Les faits
Un particulier fait appel à une employée de maison afin de prendre soin de sa maison secondaire. Le 13 août 2014, elle chute d’un balcon et devient paraplégique. Son accident est pris en charge par la CPAM au titre de la législation professionnelle.
Après l’échec de la procédure de conciliation, la salariée saisit les juridictions sociales afin d’obtenir la reconnaissance de la faute inexcusable commise par son employeur. Celui-ci est condamné à ce titre le 14 décembre 2019 par la Cour d’Appel de Toulouse .
L’employeur, forme un pourvoi en cassation et estime qu’il n’a pas manqué à son obligation de sécurité en ce que :
Ni le Code du Travail ni la convention collective nationale applicable ne prévoient l’application des principes généraux de prévention aux salariés du particulier employeur.
La faute inexcusable s’entend d’ « une faute d’une gravité exceptionnelle, dérivant d’un acte ou d’une omission volontaire, de la conscience que devait avoir son auteur du danger qui pouvait en résulter et de l’absence de toute autre cause justificative », ce qui pour lui n’était pas le cas en l’espèce.
La qualité de particulier employeur doit être pris en compte, tout comme l’éloignement entre le lieu de la prestation de travail et le domicile de l’employeur.
La rambarde litigieuse a pu se détériorer en peu de temps car la police, étant intervenue suite à un cambriolage quelques mois auparavant, n’a pas constaté la moindre fragilité.

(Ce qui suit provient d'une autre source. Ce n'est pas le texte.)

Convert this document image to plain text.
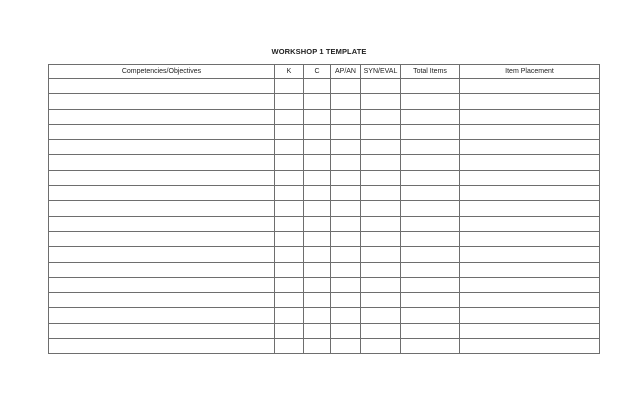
WORKSHOP 1 TEMPLATE
Competencies/Objectives	K	C	AP/AN	SYN/EVAL	Total Items	Item Placement
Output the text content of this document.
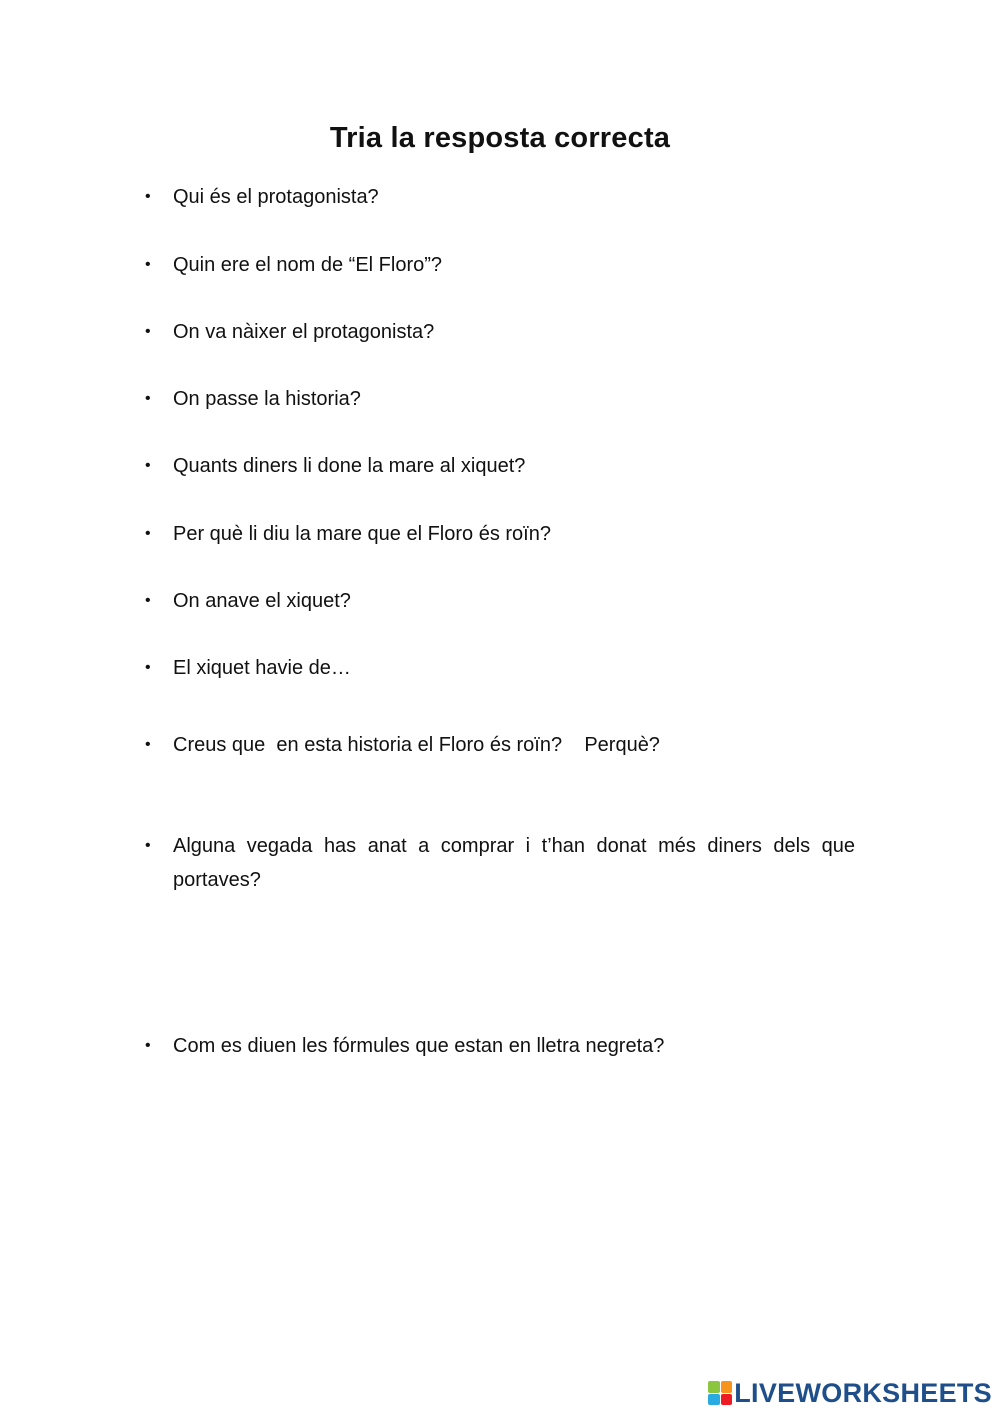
Tria la resposta correcta
•	Qui és el protagonista?
•	Quin ere el nom de “El Floro”?
•	On va nàixer el protagonista?
•	On passe la historia?
•	Quants diners li done la mare al xiquet?
•	Per què li diu la mare que el Floro és roïn?
•	On anave el xiquet?
•	El xiquet havie de…
•	Creus que  en esta historia el Floro és roïn?    Perquè?
•	Alguna vegada has anat a comprar i t’han donat més diners dels que portaves?
•	Com es diuen les fórmules que estan en lletra negreta?
LIVEWORKSHEETS
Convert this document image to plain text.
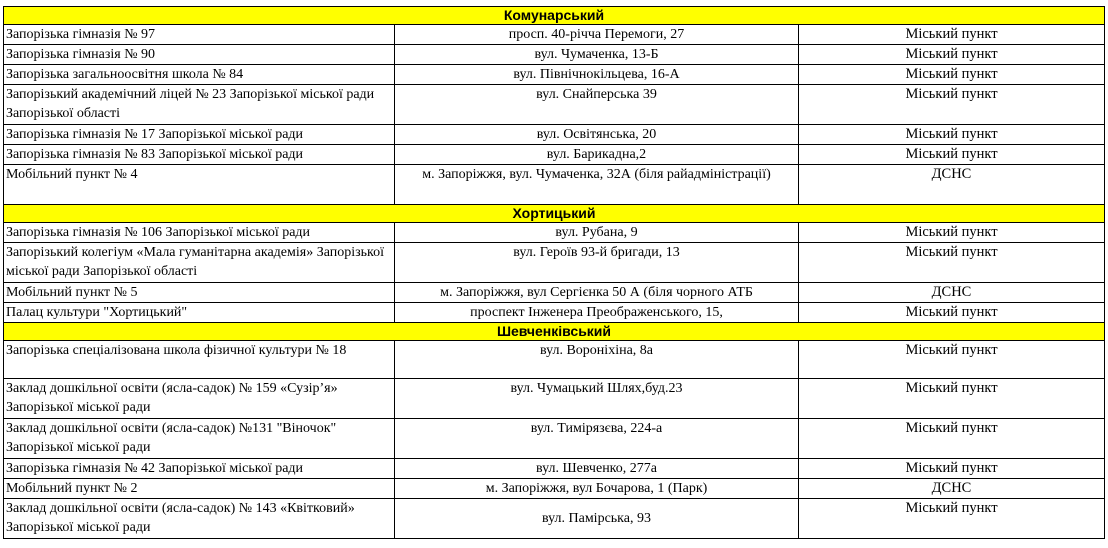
Комунарський		
Запорізька гімназія № 97	просп. 40-річча Перемоги, 27	Міський пункт
Запорізька гімназія № 90	вул. Чумаченка, 13-Б	Міський пункт
Запорізька загальноосвітня школа № 84	вул. Північнокільцева, 16-А	Міський пункт
Запорізький академічний ліцей № 23 Запорізької міської ради Запорізької області	вул. Снайперська 39	Міський пункт
Запорізька гімназія № 17 Запорізької міської ради	вул. Освітянська, 20	Міський пункт
Запорізька гімназія № 83 Запорізької міської ради	вул. Барикадна,2	Міський пункт
Мобільний пункт № 4	м. Запоріжжя, вул. Чумаченка, 32А (біля райадміністрації)	ДСНС
Хортицький		
Запорізька гімназія № 106 Запорізької міської ради	вул. Рубана, 9	Міський пункт
Запорізький колегіум «Мала гуманітарна академія» Запорізької міської ради Запорізької області	вул. Героїв 93-й бригади, 13	Міський пункт
Мобільний пункт № 5	м. Запоріжжя, вул Сергієнка 50 А (біля чорного АТБ	ДСНС
Палац культури "Хортицький"	проспект Інженера Преображенського, 15,	Міський пункт
Шевченківський		
Запорізька спеціалізована школа фізичної культури № 18	вул. Вороніхіна, 8а	Міський пункт
Заклад дошкільної освіти (ясла-садок) № 159 «Сузір’я» Запорізької міської ради	вул. Чумацький Шлях,буд.23	Міський пункт
Заклад дошкільної освіти (ясла-садок) №131 "Віночок" Запорізької міської ради	вул. Тимірязєва, 224-а	Міський пункт
Запорізька гімназія № 42 Запорізької міської ради	вул. Шевченко, 277а	Міський пункт
Мобільний пункт № 2	м. Запоріжжя, вул Бочарова, 1 (Парк)	ДСНС
Заклад дошкільної освіти (ясла-садок) № 143 «Квітковий» Запорізької міської ради	вул. Памірська, 93	Міський пункт
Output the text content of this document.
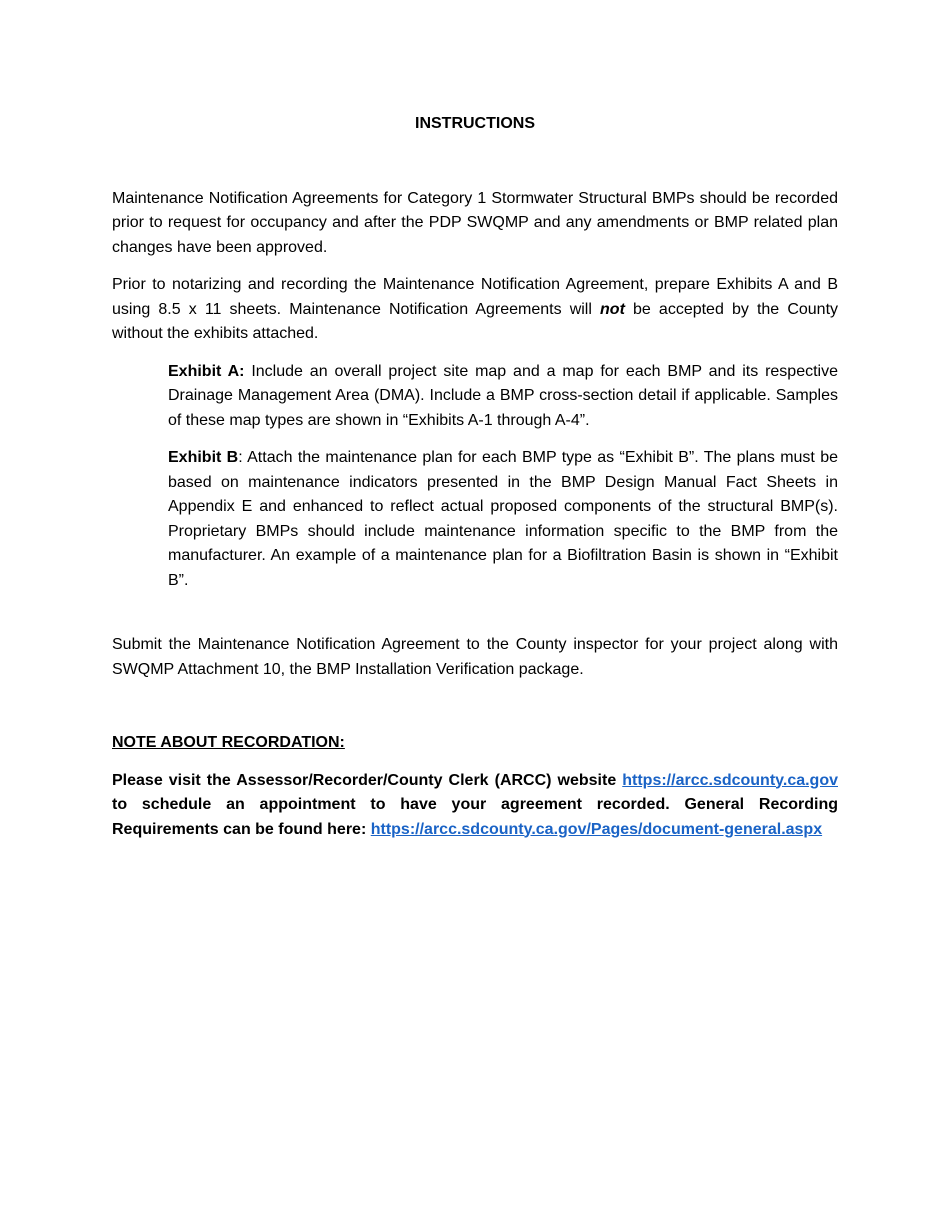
INSTRUCTIONS

Maintenance Notification Agreements for Category 1 Stormwater Structural BMPs should be recorded prior to request for occupancy and after the PDP SWQMP and any amendments or BMP related plan changes have been approved.

Prior to notarizing and recording the Maintenance Notification Agreement, prepare Exhibits A and B using 8.5 x 11 sheets. Maintenance Notification Agreements will not be accepted by the County without the exhibits attached.

Exhibit A: Include an overall project site map and a map for each BMP and its respective Drainage Management Area (DMA). Include a BMP cross-section detail if applicable. Samples of these map types are shown in “Exhibits A-1 through A-4”.

Exhibit B: Attach the maintenance plan for each BMP type as “Exhibit B”. The plans must be based on maintenance indicators presented in the BMP Design Manual Fact Sheets in Appendix E and enhanced to reflect actual proposed components of the structural BMP(s). Proprietary BMPs should include maintenance information specific to the BMP from the manufacturer. An example of a maintenance plan for a Biofiltration Basin is shown in “Exhibit B”.

Submit the Maintenance Notification Agreement to the County inspector for your project along with SWQMP Attachment 10, the BMP Installation Verification package.

NOTE ABOUT RECORDATION:

Please visit the Assessor/Recorder/County Clerk (ARCC) website https://arcc.sdcounty.ca.gov to schedule an appointment to have your agreement recorded. General Recording Requirements can be found here: https://arcc.sdcounty.ca.gov/Pages/document-general.aspx
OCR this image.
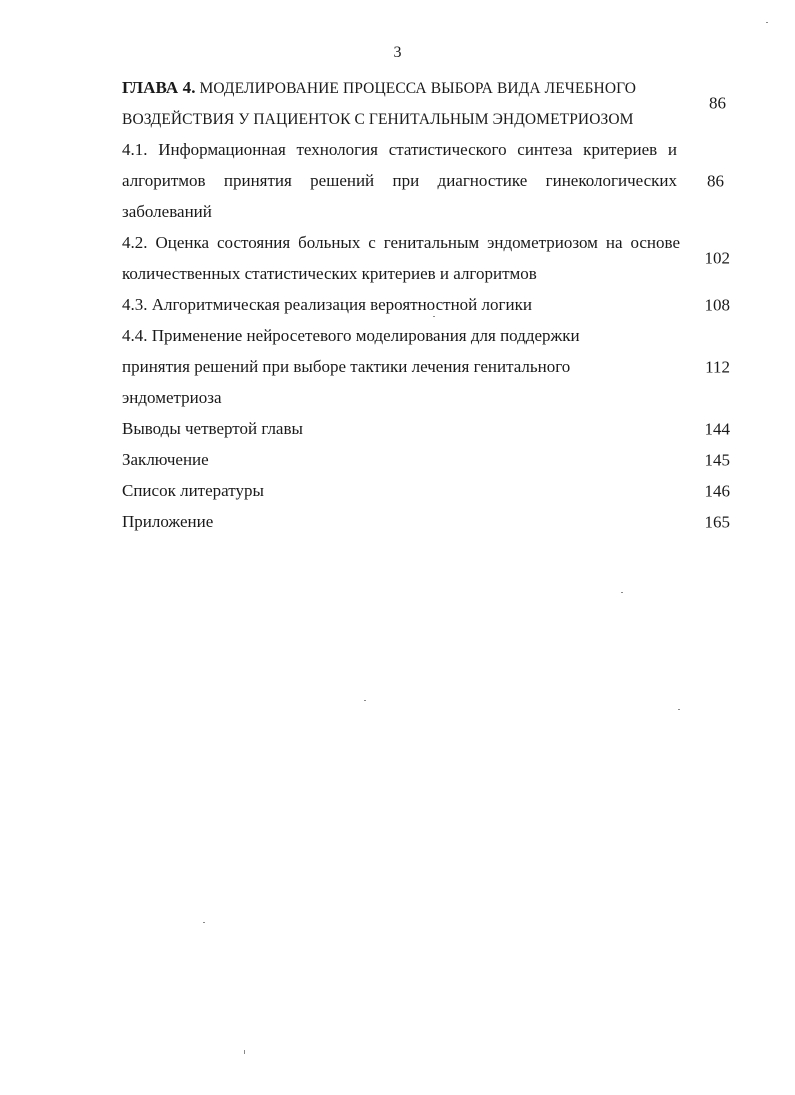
3
ГЛАВА 4. МОДЕЛИРОВАНИЕ ПРОЦЕССА ВЫБОРА ВИДА ЛЕЧЕБНОГО ВОЗДЕЙСТВИЯ У ПАЦИЕНТОК С ГЕНИТАЛЬНЫМ ЭНДОМЕТРИОЗОМ
86
4.1. Информационная технология статистического синтеза критериев и алгоритмов принятия решений при диагностике гинекологических заболеваний
86
4.2. Оценка состояния больных с генитальным эндометриозом на основе количественных статистических критериев и алгоритмов
102
4.3. Алгоритмическая реализация вероятностной логики	108
4.4. Применение нейросетевого моделирования для поддержки принятия решений при выборе тактики лечения генитального эндометриоза
112
Выводы четвертой главы	144
Заключение	145
Список литературы	146
Приложение	165
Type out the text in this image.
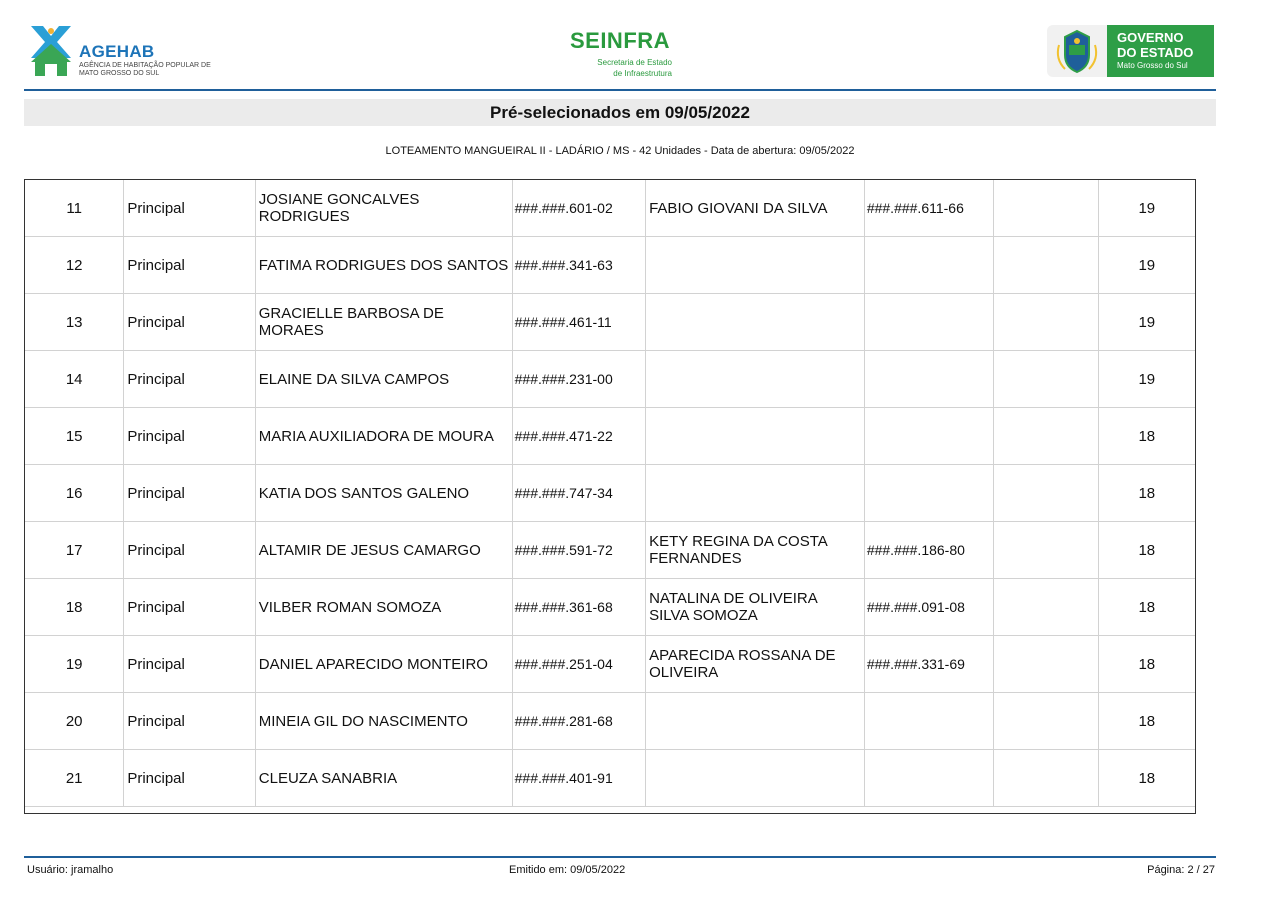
AGEHAB
AGÊNCIA DE HABITAÇÃO POPULAR DE MATO GROSSO DO SUL
SEINFRA
Secretaria de Estado
de Infraestrutura
GOVERNO
DO ESTADO
Mato Grosso do Sul
Pré-selecionados em 09/05/2022
LOTEAMENTO MANGUEIRAL II - LADÁRIO / MS - 42 Unidades - Data de abertura: 09/05/2022
11	Principal	JOSIANE GONCALVES RODRIGUES	###.###.601-02	FABIO GIOVANI DA SILVA	###.###.611-66		19
12	Principal	FATIMA RODRIGUES DOS SANTOS	###.###.341-63				19
13	Principal	GRACIELLE BARBOSA DE MORAES	###.###.461-11				19
14	Principal	ELAINE DA SILVA CAMPOS	###.###.231-00				19
15	Principal	MARIA AUXILIADORA DE MOURA	###.###.471-22				18
16	Principal	KATIA DOS SANTOS GALENO	###.###.747-34				18
17	Principal	ALTAMIR DE JESUS CAMARGO	###.###.591-72	KETY REGINA DA COSTA FERNANDES	###.###.186-80		18
18	Principal	VILBER ROMAN SOMOZA	###.###.361-68	NATALINA DE OLIVEIRA SILVA SOMOZA	###.###.091-08		18
19	Principal	DANIEL APARECIDO MONTEIRO	###.###.251-04	APARECIDA ROSSANA DE OLIVEIRA	###.###.331-69		18
20	Principal	MINEIA GIL DO NASCIMENTO	###.###.281-68				18
21	Principal	CLEUZA SANABRIA	###.###.401-91				18
Usuário: jramalho	Emitido em: 09/05/2022	Página: 2 / 27
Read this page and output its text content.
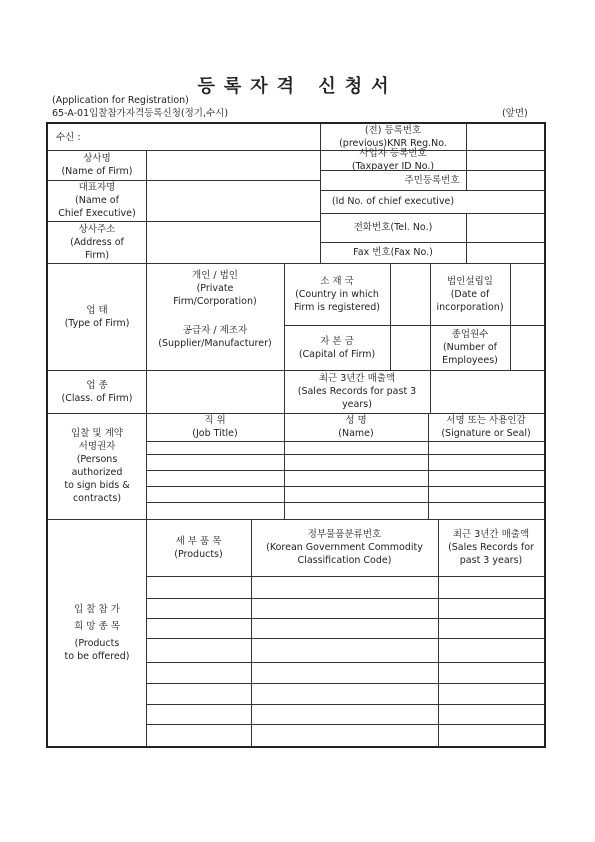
등록자격 신청서
(Application for Registration)
65-A-01입찰참가자격등록신청(정기,수시)	(앞면)
수신 :
(전) 등록번호
(previous)KNR Reg.No.
상사명
(Name of Firm)
사업자 등록번호
(Taxpayer ID No.)
대표자명
(Name of
Chief Executive)
주민등록번호
(Id No. of chief executive)
상사주소
(Address of
Firm)
전화번호(Tel. No.)
Fax 번호(Fax No.)
업 태
(Type of Firm)
개인 / 법인
(Private
Firm/Corporation)
공급자 / 제조자
(Supplier/Manufacturer)
소 재 국
(Country in which
Firm is registered)
법인설립일
(Date of
incorporation)
자 본 금
(Capital of Firm)
종업원수
(Number of
Employees)
업 종
(Class. of Firm)
최근 3년간 매출액
(Sales Records for past 3
years)
입찰 및 계약
서명권자
(Persons
authorized
to sign bids &
contracts)
직 위
(Job Title)
성 명
(Name)
서명 또는 사용인감
(Signature or Seal)
입 찰 참 가
희 망 종 목
(Products
to be offered)
세 부 품 목
(Products)
정부물품분류번호
(Korean Government Commodity
Classification Code)
최근 3년간 매출액
(Sales Records for
past 3 years)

Le balcon appartient au bureau personnel de l’employeur et que la salariée n’avait pas à s’y rendre.
L’analyse de la Cour de Cassation
Par un arrêt du 8 avril 2021, la Cour de cassation a rejeté les demandes du particulier employeur en estimant que « le manquement à l’obligation l égale de sécurité et de protection de la santé à laquelle le particulier employeur est tenu envers l’employé de maison a le caractère d’une faute inexcusable, au sens de l’article L 452-1 du Code de la sécurité sociale, lorsqu’il avait ou aurait dû avoir conscience du danger auquel était soumis l’employé et qu’il n’a pas pris les mesures nécessaires pour l’en préserver. » (Cass. 2eciv., 8 avr. 2021, n°20-11.935)
La Cour de cassation a repris l’analyse des faits opérée par la Cour d’appel qui a en effet relevé que les services de police intervenus après la chute de la salariée ont constaté la vétusté du balcon en bois et « qu’il se peut que la victime se soit appuyée sur la rambarde qui a cédé ». L’employeur ne pouvait ignorer le mauvais état de cette rambarde, qui n’a pu se dégrader en l’espace de quelques mois. Ainsi, le propriétaire avait conscience du danger auquel il exposait sa salariée et il aurait dû prendre toutes les mesures nécessaires pour la protéger, en condamnant l’accès au balcon, ou à tout le moins en la mettant en garde de ne pas y accéder.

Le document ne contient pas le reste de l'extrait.